The Hang Seng Index fell 1.4 per cent to 23,371.82 as of 11.12am, heading for the lowest close since June 3. The Hang Seng Tech Index shed 1.6 per cent. On the mainland, the CSI 300 Index and the Shanghai Composite Index retreated at least 0.4 per cent.
All but five stocks on the 85-member Hang Seng Index dropped, with rate-sensitive names such as Sun Hung Kai Properties (SHKP) dropping after the Fed kept borrowing costs unchanged for a fourth time this year.
Fed Chair Jerome Powell said at the rate-decision meeting on Wednesday in Washington that increases in the Trump administration’s tariffs are likely to boost prices and that the effects on inflation could be more persistent. While the US central bank still has two more rate reductions pencilled in this year, it cut the forecast for economic growth and raised the projections for inflation.

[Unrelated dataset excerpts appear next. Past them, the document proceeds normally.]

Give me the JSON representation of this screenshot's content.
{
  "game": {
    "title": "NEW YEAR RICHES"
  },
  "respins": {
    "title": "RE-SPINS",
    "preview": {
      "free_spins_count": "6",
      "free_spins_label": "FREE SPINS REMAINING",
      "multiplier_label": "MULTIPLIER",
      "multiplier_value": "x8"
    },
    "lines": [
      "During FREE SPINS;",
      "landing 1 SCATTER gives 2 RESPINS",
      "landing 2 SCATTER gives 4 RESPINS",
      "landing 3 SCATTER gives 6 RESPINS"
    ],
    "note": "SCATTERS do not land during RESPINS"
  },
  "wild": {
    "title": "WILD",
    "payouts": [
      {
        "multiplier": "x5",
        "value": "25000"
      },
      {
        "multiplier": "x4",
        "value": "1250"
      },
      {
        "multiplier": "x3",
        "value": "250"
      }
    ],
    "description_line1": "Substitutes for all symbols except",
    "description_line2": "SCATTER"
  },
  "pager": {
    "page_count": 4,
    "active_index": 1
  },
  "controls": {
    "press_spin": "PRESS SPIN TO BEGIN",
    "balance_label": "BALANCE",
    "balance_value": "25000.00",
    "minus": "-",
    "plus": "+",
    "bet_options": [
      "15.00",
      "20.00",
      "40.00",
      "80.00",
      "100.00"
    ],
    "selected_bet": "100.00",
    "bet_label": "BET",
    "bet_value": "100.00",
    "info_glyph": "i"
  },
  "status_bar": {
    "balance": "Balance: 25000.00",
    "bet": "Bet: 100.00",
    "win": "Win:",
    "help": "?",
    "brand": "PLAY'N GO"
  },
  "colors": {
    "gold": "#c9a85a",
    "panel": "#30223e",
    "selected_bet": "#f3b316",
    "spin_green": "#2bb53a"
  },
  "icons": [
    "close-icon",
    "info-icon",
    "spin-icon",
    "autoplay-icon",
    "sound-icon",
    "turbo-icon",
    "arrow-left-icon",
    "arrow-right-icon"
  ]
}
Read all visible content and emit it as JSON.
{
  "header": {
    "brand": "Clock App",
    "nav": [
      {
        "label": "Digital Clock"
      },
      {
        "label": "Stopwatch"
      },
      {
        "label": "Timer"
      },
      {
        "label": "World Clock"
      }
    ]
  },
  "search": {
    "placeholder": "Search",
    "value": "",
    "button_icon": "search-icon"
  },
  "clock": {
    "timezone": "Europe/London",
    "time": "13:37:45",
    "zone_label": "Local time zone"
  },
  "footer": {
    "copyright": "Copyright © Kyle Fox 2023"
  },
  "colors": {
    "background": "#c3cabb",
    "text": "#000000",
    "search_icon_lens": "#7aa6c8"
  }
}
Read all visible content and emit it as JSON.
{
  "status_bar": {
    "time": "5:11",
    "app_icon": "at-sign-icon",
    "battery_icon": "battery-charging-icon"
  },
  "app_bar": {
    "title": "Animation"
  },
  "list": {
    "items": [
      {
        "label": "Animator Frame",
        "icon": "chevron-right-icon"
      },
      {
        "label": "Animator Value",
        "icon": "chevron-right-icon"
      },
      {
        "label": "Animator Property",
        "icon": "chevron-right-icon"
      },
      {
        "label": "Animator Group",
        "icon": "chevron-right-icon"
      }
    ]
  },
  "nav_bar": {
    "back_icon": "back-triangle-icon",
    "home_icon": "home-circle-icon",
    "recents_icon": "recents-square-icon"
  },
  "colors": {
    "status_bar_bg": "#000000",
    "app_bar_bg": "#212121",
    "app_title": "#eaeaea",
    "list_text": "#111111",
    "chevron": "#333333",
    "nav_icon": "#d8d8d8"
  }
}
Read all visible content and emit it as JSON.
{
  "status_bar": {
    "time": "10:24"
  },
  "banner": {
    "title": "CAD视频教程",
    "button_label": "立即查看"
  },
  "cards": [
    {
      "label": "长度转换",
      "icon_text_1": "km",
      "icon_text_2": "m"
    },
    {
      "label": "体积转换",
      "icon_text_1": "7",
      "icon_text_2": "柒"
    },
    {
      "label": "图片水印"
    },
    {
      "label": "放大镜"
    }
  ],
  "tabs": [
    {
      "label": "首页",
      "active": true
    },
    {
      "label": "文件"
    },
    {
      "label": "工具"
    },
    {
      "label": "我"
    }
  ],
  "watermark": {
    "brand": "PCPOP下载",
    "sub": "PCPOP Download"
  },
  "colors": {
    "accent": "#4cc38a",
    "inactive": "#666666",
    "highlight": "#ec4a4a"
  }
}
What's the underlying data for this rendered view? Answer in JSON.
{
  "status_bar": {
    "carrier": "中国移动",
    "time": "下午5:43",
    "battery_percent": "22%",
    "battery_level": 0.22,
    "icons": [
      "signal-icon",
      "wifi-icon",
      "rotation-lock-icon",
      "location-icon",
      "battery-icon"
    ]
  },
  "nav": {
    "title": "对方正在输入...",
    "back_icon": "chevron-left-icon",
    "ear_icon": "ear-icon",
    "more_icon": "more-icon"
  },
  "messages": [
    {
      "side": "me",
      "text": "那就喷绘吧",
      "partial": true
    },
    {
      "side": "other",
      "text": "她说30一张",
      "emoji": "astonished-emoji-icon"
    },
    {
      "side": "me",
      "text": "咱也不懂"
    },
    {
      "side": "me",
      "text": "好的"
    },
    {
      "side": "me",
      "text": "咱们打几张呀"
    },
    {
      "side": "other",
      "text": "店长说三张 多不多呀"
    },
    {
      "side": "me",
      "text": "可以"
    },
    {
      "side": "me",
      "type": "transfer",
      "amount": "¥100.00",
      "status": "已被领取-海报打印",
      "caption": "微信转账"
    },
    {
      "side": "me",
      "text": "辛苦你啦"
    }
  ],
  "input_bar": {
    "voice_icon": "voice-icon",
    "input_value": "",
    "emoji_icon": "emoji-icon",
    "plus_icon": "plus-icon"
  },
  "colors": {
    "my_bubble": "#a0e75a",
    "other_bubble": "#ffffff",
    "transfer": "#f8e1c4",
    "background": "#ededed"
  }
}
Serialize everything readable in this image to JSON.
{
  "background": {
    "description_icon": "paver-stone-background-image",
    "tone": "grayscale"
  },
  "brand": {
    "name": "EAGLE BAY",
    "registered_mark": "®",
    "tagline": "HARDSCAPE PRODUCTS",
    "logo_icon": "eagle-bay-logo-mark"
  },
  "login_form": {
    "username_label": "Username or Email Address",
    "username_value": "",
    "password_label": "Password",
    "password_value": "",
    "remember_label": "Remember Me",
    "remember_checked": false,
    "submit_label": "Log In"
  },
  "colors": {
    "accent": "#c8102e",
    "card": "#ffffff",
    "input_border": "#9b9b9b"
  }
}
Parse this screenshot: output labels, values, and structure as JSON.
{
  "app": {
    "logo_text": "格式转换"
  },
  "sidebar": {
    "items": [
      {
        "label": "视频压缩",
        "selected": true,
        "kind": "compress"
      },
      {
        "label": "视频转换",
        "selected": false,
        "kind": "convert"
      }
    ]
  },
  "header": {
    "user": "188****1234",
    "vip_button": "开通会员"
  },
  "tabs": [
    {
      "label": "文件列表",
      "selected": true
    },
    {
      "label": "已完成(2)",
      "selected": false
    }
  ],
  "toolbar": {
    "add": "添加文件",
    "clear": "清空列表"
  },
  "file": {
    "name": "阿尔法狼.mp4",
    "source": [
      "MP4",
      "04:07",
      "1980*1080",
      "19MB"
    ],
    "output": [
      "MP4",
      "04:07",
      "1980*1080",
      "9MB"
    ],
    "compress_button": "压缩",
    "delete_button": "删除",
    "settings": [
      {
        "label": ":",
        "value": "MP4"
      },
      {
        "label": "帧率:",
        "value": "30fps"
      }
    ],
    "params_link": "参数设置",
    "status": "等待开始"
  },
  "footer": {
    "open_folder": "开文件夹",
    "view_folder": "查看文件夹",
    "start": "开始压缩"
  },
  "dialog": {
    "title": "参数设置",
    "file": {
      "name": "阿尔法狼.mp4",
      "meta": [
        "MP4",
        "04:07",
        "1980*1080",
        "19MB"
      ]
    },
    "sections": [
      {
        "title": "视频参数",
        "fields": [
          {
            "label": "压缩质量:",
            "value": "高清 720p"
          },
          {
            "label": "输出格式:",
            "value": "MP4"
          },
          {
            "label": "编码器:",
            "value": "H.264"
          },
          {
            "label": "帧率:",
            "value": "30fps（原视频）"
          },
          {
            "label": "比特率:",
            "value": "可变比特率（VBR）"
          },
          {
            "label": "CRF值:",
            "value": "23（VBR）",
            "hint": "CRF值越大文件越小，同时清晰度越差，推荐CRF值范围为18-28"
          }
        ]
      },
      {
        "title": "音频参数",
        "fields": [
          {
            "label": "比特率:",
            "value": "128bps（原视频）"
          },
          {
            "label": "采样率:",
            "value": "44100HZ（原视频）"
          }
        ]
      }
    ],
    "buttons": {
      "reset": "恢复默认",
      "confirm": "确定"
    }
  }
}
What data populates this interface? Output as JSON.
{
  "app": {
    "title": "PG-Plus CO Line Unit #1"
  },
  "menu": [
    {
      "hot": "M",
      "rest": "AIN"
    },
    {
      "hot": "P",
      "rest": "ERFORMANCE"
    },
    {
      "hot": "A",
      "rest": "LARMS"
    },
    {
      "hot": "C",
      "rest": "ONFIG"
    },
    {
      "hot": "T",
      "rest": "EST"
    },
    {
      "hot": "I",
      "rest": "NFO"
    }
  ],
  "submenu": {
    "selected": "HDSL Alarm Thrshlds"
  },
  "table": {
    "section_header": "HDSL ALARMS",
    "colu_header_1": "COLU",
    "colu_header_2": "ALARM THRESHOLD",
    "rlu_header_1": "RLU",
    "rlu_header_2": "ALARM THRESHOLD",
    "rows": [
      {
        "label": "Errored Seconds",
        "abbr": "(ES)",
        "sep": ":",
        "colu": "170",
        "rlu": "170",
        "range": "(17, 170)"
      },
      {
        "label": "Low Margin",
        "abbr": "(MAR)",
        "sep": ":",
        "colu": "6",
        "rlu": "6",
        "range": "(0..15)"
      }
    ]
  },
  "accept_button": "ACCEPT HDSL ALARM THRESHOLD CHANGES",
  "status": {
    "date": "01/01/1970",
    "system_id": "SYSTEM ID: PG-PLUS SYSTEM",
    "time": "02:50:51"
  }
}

“Increases in tariffs this year are likely to push up prices and weigh on economic activity,” Powell said. “This is something we know is coming, we just do not know the size of it.”
Speculation is also mounting that the US will get directly involved in the conflict between Iran and Israel, escalating the situation in the region that supplies the bulk of the world’s oil. Strained fuel supply would add more pressure on inflation and complicate the Fed’s task of controlling prices.